Please use this identifier to cite or link to this item: https://scholarbank.nus.edu.sg/handle/10635/222047
Title: THE IMPACT OF F&B OFFERINGS ON RETAIL MALL PERFORMANCE
Authors: SIM HUI THENG CASSANDRA ALLICIA
Keywords: Real Estate
RE
Lee Kwan Ok
2017/2018 RE
Issue Date: 3-May-2018
Citation: SIM HUI THENG CASSANDRA ALLICIA (2018-05-03). THE IMPACT OF F&B OFFERINGS ON RETAIL MALL PERFORMANCE. ScholarBank@NUS Repository.
Abstract: Singapore has been experiencing a retail market decline for the past 5 years and more developers are turning to Food and Beverage (F&B) to sustain its shopping malls.

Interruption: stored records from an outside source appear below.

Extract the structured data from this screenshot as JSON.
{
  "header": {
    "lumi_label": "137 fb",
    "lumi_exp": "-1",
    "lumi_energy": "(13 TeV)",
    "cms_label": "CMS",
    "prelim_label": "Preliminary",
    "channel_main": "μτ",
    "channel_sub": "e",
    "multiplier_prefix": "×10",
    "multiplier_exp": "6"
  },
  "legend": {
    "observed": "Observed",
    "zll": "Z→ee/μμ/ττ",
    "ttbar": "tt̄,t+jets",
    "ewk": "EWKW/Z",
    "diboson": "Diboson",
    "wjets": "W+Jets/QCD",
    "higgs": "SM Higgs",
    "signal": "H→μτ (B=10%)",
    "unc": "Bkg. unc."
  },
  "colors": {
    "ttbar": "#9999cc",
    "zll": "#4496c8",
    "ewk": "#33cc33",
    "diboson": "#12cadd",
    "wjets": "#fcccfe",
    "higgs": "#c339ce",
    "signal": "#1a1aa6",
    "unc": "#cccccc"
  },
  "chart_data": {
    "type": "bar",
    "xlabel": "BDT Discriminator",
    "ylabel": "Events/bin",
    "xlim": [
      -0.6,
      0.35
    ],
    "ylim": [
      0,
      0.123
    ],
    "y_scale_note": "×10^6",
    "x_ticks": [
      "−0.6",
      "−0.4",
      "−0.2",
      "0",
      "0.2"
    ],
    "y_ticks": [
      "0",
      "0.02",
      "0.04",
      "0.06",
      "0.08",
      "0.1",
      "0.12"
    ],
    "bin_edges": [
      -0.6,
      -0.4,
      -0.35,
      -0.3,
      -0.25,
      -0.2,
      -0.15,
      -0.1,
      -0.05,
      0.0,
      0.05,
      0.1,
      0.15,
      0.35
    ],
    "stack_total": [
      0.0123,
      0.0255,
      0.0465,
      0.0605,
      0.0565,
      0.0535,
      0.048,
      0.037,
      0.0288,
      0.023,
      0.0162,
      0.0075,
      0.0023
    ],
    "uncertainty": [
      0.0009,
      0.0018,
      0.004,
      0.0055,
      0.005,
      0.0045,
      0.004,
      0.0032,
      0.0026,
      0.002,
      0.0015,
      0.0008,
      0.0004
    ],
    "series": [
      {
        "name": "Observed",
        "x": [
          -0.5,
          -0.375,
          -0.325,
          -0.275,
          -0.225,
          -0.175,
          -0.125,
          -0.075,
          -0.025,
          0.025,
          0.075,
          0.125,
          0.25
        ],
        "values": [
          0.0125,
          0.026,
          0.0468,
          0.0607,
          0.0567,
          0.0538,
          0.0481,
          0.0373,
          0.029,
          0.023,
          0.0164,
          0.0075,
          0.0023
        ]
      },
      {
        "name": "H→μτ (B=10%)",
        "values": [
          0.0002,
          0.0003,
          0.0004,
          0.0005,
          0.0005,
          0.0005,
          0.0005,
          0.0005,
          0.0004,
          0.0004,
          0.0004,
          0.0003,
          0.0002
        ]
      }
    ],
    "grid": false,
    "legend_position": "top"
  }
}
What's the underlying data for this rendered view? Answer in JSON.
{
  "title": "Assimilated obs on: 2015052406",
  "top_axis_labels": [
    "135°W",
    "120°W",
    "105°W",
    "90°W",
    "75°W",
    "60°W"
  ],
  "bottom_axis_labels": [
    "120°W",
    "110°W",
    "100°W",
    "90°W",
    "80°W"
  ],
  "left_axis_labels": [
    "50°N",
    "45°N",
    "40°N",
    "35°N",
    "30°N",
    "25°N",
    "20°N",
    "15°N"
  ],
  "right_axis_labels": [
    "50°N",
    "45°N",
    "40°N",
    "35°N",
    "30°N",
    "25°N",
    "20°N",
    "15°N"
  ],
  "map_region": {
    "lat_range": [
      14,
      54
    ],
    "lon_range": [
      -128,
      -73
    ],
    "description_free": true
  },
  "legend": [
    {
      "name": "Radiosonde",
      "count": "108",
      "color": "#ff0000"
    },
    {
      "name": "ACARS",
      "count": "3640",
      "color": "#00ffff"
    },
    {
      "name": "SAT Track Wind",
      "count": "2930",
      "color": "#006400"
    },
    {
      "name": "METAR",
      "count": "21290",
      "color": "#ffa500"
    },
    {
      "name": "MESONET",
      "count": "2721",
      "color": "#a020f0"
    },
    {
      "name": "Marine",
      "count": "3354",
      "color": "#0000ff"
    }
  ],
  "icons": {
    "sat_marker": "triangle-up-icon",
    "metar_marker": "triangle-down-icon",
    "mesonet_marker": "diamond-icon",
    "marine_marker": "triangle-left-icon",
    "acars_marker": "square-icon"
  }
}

Reasons for this shift include strong local food culture and the rising dining-out trend. However, many empty eateries suggest an oversupply, and a looming threshold to this strategy. This paper examines the impact of F&B offerings on the performance of shopping malls, in terms of footfall traffic and gross income. Secondary data is obtained through annual reports, and primary research is derived through interviews and survey questionnaires. Results are analysed via the one-way analysis of variance (ANOVA) and multiple linear regression. Upon evaluation, this dissertation concludes that there is a significant, positive relationship between the number of F&B outlets in the mall, and both the average frequency of mall visitations and average time duration spent per visit. Interviews with developers reveal that F&B outlets perform relatively better than other tenant types. However, it is strongly suggested that there is a mismatch in demand and supply of F&B offerings in some malls. Amongst various technological solutions adopted by F&B companies to improve business operations, the advent of digital dining reservation applications attempts to channel crowds to off-peak hours. However, results indicate limited usage of these apps, and that shoppers’ choices of mall may not necessarily be sensitive to F&B price discounts. Despite having limited mall drawing power, discounts nevertheless do bring in recurring patrons to the F&B outlets.